Saturday, October 1, 2011

My Bestfriend, My Twin Soul.





How can I start this blog entry? Hmmm, maybe with these words, I am Happy

Early morning of September 29, I was so sad when I opened my twitter and saw posts of Sheena, my best friend, with hateful words. She was pissed. Really pissed. Everytime she's like that, I feel like my heart will sink. I feel like my heart will break into pieces. I hate seeing her hurt and mad. I really hate. But what I hate the most at times is the reason why she feels that. 

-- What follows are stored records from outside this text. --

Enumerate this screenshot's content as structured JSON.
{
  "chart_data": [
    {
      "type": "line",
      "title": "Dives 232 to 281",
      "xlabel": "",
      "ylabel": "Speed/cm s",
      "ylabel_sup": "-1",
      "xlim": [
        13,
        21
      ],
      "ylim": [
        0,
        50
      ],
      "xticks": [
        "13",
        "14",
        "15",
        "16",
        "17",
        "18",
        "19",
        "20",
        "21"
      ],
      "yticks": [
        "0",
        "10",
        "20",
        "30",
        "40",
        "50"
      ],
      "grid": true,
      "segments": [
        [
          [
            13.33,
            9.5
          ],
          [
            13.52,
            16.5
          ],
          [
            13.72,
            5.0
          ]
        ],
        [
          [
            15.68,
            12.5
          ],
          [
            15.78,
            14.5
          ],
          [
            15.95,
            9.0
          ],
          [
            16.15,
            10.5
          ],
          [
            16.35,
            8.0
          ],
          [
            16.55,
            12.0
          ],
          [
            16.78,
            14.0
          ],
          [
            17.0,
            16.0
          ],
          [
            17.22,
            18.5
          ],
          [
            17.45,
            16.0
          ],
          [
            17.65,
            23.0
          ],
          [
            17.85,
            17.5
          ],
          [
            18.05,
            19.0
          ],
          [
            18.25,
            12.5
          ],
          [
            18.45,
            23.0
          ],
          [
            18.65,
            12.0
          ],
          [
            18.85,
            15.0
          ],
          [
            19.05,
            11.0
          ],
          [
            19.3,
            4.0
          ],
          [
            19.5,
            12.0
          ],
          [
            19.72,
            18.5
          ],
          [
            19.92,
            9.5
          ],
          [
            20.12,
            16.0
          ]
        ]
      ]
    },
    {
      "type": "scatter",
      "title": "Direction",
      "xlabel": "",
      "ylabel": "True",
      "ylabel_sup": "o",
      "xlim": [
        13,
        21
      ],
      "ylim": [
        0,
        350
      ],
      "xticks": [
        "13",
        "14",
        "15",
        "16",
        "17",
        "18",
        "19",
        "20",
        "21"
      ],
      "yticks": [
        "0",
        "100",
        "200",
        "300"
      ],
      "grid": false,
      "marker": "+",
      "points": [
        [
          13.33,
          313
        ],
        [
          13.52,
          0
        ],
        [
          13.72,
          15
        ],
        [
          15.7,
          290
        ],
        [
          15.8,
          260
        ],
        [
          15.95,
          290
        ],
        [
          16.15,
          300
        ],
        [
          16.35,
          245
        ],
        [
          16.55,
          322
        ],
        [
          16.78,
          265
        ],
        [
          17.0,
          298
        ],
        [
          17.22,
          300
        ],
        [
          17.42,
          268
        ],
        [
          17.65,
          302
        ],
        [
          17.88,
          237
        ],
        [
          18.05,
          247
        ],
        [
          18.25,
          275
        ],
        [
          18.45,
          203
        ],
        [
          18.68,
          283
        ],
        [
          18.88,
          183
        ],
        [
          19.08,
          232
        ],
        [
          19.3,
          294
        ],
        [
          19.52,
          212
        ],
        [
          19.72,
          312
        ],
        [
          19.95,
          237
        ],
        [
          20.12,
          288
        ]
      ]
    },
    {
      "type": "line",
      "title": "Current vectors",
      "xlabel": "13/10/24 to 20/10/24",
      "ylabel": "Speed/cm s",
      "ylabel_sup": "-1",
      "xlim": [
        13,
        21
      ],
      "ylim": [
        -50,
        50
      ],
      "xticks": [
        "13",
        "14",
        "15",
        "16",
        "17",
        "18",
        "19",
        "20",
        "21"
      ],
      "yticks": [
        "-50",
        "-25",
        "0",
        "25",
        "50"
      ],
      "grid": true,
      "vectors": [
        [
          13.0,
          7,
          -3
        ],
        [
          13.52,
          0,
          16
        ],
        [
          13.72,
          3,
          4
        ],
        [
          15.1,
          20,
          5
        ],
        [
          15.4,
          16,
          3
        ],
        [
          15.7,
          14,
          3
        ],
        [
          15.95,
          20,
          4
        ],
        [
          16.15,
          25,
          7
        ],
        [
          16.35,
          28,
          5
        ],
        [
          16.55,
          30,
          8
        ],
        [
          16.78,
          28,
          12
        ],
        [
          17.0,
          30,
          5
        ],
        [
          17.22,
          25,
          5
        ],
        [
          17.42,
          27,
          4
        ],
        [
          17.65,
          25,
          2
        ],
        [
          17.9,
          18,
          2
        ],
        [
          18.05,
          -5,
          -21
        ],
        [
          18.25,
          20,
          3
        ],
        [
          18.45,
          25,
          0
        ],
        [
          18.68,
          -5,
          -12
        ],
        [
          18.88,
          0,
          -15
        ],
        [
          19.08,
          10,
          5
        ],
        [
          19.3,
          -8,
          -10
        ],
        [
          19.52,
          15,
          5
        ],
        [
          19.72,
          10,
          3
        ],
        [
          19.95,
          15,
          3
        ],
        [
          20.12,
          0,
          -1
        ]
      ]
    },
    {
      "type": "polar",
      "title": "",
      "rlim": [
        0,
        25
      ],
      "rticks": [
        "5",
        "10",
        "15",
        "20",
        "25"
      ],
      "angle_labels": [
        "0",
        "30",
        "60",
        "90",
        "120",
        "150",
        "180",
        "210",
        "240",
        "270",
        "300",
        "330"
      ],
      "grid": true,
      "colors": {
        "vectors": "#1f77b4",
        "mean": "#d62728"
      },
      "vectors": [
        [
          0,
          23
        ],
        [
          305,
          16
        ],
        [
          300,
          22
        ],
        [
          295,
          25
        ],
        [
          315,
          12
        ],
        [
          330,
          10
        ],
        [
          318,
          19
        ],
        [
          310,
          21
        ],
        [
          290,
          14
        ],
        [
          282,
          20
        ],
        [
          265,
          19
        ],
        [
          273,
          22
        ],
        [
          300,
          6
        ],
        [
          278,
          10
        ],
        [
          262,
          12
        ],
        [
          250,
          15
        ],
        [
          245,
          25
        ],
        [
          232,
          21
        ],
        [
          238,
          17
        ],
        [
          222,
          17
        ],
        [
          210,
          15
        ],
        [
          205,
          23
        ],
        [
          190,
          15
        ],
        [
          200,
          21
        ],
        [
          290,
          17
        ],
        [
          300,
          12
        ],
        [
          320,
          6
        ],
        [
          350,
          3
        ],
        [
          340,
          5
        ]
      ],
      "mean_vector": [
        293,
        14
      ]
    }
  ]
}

I tried to comfort her and make her feel okay because that day was an important day for her. She has a job interview and all I want for her is to feel easy and focused because I want her to get that job. But I don't know if I was able to do that. I don't know if I was able to make her feel easy. But I still I tried because I love her. I really treasure Sheena whom I consider my life. 

Then while I am doing my tasks at the office, I saw the time in our company phone and it was 11:11. I don't usually believe on that, that once it's 11:11, make a wish and it will come true. But when I saw that, I wished. I wished that Sheena will get the job. Few minutes later, I received a SMS from her. At first all I saw was a lot of exclamation point. Then when I read the whole message, I grinned right away. I was excited and my heart was jumping! I ran out of load that time so I asked my office mate if I could use her phone to text Sheena so that I can congratulate her and all. She got the job! With that, I suddenly thought of that 11:11 thing. I asked myself, was it really true? That 11:11 thing? Though I know that Sheena can make it without that wish thing, because she's so intelligent and a really great girl, but I couldn't get that thing out of my mind. But whatever, what important is she got accepted! 

I am happy. I am really really happy for her. That time I want to meet her and hug her. And one thing more, I feel like fate doesn't want us to be apart. Her office is near mine. Actually not so near because it's more like just 5 minutes by walk away from my office. So yeah. :)

My best friend. My inspiration. My Twin Soul. My life. I love you.